# Examining the Role of Structural Factors in Racial and Ethnic Disparities in Cardiovascular Disease

> **NIH NIH K99** · STANFORD UNIVERSITY · 2024 · $150,681

## Abstract

Accumulating research suggests that barriers to eliminating the persistent disparities in
cardiovascular disease (CVD) are related to structural-level social determinants of health
(SDOH). The majority of this evidence is cross-sectional, from studies using administrative
datasets (i.e., US Census) to quantify structural SDOH associations with ecological-level
measures of CVD. Prospective and clinical CVD outcome data are needed to advance from
descriptive-level evidence; however, well-established cohort studies typically lack access to
novel structural determinants. The scientific objective of the research plan is an innovative
solution to generate the needed high-quality dataset, by employing data fusion techniques to link
structural determinants from administrative datasets with prospective cohort data. I will generate
four structural-level determinants at the neighborhood-level using geographic linkages between
the Women’s Health Initiative (WHI) cohort with 1) US Census 2) American Community Survey
(ACS) 3) Center for Disease Control and 4) Neighborhood Redlining Maps. Each structural
determinant adheres to recent conceptual frameworks for advancing the quantification of CVD
disparities. I uniquely measure determinants longitudinally to account for changes in residence
and the duration of exposure. In Aim 1 (K99 phase), I will quantify structural determinants at the
intersection of demographic and material determinants using the index of concentration at the
extremes (ICE). The causal effects of ICE on CVD incidence over 30 years of follow-up will be
estimated. In Aim 2, I propose to link the Social Vulnerability Index to evaluate a hypothesized
structural intervention on CVD. In Aim 3, I propose to estimate CVD risk associated with
demographic residential segregation and residence in a historically redlined neighborhood.
Evaluating causal mechanisms, temporality, life-course exposure, and accounting for
intersectionality would markedly advance the current level of evidence.
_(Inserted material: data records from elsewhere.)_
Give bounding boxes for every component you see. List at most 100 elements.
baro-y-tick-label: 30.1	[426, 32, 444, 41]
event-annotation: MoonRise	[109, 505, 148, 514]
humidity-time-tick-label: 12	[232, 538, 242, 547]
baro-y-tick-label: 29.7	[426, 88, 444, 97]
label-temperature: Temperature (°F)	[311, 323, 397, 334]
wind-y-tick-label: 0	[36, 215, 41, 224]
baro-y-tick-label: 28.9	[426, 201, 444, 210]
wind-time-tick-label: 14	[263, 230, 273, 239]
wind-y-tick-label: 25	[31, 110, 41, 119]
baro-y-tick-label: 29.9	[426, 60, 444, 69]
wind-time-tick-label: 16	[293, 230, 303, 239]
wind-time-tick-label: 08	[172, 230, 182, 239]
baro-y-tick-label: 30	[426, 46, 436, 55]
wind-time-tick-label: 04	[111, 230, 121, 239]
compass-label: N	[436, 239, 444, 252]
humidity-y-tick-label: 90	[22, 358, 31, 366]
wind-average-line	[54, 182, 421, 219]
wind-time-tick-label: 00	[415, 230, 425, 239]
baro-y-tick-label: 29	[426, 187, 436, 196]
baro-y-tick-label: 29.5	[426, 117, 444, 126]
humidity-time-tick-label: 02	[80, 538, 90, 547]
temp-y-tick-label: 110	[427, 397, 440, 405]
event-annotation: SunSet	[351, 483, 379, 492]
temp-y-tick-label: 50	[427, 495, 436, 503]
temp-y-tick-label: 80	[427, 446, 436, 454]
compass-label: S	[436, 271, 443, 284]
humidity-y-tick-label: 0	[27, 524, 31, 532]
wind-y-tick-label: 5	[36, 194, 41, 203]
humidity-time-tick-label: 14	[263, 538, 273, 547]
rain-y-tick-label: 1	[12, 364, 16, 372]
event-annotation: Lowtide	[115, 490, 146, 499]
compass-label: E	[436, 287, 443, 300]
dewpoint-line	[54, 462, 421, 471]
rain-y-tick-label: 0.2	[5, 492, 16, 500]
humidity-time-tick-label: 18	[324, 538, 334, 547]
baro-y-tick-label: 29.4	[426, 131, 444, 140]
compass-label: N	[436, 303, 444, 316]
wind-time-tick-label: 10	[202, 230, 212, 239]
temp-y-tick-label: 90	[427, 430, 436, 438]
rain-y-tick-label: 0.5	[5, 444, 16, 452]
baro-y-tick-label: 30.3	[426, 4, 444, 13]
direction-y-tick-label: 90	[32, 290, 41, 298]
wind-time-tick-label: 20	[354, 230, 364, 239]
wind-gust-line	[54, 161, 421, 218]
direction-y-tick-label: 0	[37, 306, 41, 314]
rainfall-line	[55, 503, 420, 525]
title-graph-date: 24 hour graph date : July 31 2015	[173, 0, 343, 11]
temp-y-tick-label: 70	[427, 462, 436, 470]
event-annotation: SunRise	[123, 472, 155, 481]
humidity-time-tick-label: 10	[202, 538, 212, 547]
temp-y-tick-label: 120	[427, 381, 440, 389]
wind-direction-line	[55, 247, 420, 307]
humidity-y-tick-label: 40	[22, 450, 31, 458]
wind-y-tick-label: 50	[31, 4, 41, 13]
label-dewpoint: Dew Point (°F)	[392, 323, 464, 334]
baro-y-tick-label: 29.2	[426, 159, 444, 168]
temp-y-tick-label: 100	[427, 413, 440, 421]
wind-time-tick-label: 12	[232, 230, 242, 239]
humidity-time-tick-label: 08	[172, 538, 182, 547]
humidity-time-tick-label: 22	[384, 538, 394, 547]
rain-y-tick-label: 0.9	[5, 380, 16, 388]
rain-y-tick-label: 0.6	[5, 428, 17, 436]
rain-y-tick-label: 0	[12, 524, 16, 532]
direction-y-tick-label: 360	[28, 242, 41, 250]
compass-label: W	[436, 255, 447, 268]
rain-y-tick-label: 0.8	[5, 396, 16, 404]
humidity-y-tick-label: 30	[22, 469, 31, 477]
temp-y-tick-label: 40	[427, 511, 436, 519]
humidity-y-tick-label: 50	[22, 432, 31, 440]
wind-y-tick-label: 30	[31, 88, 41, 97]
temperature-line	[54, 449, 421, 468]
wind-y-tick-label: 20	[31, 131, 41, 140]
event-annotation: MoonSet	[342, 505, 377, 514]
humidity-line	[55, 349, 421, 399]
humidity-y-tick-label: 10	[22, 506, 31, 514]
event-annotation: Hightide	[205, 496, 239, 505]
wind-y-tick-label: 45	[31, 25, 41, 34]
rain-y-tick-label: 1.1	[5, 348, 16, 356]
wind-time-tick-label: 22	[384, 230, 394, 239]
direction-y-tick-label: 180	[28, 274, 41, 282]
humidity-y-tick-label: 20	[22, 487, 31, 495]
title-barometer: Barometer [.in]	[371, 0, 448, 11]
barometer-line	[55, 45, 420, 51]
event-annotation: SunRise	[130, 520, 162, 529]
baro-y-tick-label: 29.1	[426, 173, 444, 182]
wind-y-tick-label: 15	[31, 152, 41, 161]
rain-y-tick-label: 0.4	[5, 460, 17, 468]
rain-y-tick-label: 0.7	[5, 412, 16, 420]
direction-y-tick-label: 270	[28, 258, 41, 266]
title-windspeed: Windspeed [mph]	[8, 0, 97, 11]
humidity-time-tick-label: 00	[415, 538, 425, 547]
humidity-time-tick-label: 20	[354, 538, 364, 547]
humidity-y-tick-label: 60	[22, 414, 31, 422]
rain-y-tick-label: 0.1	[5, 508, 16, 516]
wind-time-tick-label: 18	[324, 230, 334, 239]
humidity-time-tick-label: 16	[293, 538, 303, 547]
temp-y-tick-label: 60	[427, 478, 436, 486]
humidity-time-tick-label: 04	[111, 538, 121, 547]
The public health
implications of which may help design future interventions to target modifiable structural
policies and practices. The career development plan will advance my scientific training in data
fusion techniques, the modeling of structural determinants, and pathways to CVD. Through
mentored training combined with this research plan, the K99/R00 will prepare my transition to
an independent investigator in a tenure-track faculty position. This award would advance three
Objectives of the NHLBI Strategic Vision through the use of (3) an emerging opportunity in data
science to accelerate understanding of (7) factors that account for differences in health among
populations, led by (8) a scientist who would “further develop, [redacted], and sustain a scientific
workforce capable of accomplishing the NHLBI’s mission”.

## Key facts

- **NIH application ID:** 10910132
- **Project number:** 5K99HL169908-02
- **Recipient organization:** STANFORD UNIVERSITY
- **Principal Investigator:** Shawna Follis
- **Activity code:** K99 (R01, R21, SBIR, etc.)
- **Funding institute:** NIH
- **Fiscal year:** 2024
- **Award amount:** $150,681
- **Award type:** 5
- **Project period:** 2023-08-18 → 2026-07-31

## Primary source

NIH RePORTER: https://reporter.nih.gov/project-details/10910132

## Citation

> US National Institutes of Health, RePORTER application 10910132, Examining the Role of Structural Factors in Racial and Ethnic Disparities in Cardiovascular Disease (5K99HL169908-02). Retrieved via AI Analytics 2026-05-23 from https://api.ai-analytics.org/grant/nih/10910132. Licensed CC0.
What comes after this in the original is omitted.